As part of its final report on boundary re-alignment, the Manitoba Electoral Divisions Boundaries Commission has also decided to rename the electoral district Borderland effective 2020.

Cliff Graydon feels this new name has no connection to his constituency.

"It has the shortest piece of the forty-ninth parallel of any of the three ridings that borders the United States, but we do have a history from 1879 with the Emerson name. Many people are trying to preserve our history, so yes there is a lot of pushback," he said.

Graydon also claims that the commission neglected to run this name change by constituents during its public consultation period as part of the boundary re-alignment process.

"At the interim report there was no discussion whatsoever about a name change for Emerson," he said. "(The commission) had an interim meeting in Winkler, I was at it, and there was no mention of changing the name."

The MLA says he's had several phone calls from constituents wondering when this name change came about and why.

"What was the point of doing it?" he asked. "There was no point in doing it. Going forward from 2020 for the next eight years, (the riding) will represent the same people basically that it's been representing till now so it's not like there was any reason to change (the name)."

The re-aligned boundaries take effect for the next provincial election and will see the revised electoral district absorb more of the rural area surrounding Morden and Winkler, and eliminate a portion in the northeast part of the riding that includes communities like St. Pierre and Otterburne.

Graydon said he will try to do something about the name change, however, he isn't sure of what the options are.

Alison Mitchell, Manager of Communications and Public Information with Elections Manitoba, admits the proposed boundary changes didn't include a new name for Emerson at the time of public consultations, however, she says that process did yield some feedback.

"Something that we did hear frequently from the public is that having a single community be used as the name of the electoral division wasn't necessarily the preference, and it would better to use a name that refers to the whole electoral division," she explained.

It was these comments, along with the ripple effect of shifting the electoral boundaries in the region, that Mitchell says contributed to the name change for Emerson.

She noted the commission is aware of the historical nature of the name Emerson but said Borderland is one that is known throughout the area.

Overall, Mitchell said the commission conducted as much, if not more, public consultation than legislated for the re-alignment process and used this feedback, among many other factors, to make its final decision.

"So in terms of public consultation, it was certainly a very fulsome process," she noted.
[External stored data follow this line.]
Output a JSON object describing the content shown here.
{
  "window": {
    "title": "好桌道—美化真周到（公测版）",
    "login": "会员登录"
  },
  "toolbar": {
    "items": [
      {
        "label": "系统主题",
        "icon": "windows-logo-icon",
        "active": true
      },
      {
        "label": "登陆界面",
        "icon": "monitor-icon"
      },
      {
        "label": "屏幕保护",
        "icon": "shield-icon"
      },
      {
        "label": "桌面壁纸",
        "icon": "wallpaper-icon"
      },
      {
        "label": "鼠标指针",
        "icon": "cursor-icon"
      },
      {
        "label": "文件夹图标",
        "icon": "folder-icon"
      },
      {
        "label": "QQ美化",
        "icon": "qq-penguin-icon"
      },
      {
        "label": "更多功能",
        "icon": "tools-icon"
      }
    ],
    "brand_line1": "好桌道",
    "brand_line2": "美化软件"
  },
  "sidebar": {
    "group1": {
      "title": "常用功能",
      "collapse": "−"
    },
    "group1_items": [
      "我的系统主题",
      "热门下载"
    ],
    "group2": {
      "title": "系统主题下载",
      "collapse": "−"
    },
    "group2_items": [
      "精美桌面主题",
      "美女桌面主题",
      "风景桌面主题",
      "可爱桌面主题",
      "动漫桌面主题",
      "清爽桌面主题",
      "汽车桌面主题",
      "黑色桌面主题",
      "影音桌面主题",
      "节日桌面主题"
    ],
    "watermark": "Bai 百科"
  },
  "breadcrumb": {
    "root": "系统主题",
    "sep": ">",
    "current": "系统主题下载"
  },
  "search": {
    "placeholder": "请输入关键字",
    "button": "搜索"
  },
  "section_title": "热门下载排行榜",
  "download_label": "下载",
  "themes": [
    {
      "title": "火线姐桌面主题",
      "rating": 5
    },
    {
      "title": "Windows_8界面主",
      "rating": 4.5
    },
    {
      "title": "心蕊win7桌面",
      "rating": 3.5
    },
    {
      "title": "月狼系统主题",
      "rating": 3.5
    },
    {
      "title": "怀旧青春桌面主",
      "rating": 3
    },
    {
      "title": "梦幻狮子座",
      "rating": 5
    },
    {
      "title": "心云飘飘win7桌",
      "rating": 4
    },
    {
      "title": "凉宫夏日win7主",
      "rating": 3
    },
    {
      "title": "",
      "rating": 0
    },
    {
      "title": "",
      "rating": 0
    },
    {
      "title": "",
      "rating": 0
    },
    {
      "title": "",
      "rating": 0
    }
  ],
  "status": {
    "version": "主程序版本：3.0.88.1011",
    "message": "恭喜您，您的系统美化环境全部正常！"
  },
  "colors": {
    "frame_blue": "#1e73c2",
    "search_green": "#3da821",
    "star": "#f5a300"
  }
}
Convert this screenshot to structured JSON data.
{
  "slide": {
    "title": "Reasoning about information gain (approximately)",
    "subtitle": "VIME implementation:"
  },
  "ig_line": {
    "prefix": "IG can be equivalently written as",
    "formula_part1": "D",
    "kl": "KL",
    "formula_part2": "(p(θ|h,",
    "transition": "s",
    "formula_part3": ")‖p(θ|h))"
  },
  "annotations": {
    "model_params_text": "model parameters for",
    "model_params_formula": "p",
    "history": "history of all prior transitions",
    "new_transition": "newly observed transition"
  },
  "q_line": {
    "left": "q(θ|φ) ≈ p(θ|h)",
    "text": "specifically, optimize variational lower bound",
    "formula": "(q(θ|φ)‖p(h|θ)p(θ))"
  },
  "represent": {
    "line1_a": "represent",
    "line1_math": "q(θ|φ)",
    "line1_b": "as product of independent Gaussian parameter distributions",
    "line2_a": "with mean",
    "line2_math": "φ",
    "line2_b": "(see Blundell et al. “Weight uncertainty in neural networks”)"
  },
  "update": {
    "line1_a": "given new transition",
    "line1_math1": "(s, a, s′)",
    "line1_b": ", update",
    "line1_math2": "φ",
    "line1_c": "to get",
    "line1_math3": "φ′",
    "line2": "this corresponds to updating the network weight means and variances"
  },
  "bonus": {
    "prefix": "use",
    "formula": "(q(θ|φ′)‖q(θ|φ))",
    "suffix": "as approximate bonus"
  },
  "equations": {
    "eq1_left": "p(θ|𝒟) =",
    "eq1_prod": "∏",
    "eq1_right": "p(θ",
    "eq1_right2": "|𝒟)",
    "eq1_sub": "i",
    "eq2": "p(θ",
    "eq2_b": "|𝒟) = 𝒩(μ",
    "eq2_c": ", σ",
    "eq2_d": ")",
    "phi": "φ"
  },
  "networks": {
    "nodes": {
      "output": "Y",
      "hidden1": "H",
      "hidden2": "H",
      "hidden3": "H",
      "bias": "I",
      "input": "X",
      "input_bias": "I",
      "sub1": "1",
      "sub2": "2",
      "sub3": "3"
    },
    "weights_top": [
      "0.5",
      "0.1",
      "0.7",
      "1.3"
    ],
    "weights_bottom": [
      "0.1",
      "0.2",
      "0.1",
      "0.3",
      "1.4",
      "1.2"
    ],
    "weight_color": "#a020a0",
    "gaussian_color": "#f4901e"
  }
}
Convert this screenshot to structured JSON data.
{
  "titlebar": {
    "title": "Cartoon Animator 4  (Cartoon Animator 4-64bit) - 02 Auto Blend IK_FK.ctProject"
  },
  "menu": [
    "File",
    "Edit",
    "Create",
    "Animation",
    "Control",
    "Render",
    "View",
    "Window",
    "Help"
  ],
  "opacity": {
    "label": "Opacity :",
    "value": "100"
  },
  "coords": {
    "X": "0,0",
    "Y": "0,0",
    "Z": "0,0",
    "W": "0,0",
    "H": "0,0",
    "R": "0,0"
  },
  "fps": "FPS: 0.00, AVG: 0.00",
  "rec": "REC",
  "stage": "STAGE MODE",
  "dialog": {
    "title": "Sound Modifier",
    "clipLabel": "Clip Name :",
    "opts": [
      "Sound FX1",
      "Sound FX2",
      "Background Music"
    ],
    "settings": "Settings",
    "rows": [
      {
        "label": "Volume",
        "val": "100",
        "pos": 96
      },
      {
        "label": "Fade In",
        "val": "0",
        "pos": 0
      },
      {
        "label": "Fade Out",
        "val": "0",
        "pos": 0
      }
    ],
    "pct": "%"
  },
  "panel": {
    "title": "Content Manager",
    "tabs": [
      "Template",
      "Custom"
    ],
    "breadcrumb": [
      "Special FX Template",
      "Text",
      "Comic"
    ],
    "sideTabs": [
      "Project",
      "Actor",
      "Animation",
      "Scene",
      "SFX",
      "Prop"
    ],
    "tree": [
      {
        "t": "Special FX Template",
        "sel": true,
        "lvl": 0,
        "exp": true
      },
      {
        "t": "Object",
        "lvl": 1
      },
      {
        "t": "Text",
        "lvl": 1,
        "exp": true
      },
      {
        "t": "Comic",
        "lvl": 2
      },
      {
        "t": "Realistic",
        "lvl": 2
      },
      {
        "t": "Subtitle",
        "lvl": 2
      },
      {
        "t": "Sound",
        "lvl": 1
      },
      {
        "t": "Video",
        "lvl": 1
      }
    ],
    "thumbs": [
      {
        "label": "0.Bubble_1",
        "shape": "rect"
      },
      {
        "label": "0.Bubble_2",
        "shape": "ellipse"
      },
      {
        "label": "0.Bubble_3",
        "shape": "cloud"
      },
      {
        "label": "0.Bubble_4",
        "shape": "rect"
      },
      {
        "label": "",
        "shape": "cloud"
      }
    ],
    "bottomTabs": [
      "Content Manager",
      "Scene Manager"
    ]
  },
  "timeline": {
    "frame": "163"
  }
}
Mitchell added the commission also carried out its responsibilities according to legislation while being respectful of recognized naming conventions in Manitoba.

"All of the name changes took into account regional and geographical factors, they followed the principles and procedures for geographical naming, and also consultation was done with the provincial toponymist on all names."

As of interview time, Mitchell said the commission hadn't registered any complaints of the change other than from Graydon.

She noted now that the commission's final report has been published there is neither requirement or possibility for further consultation.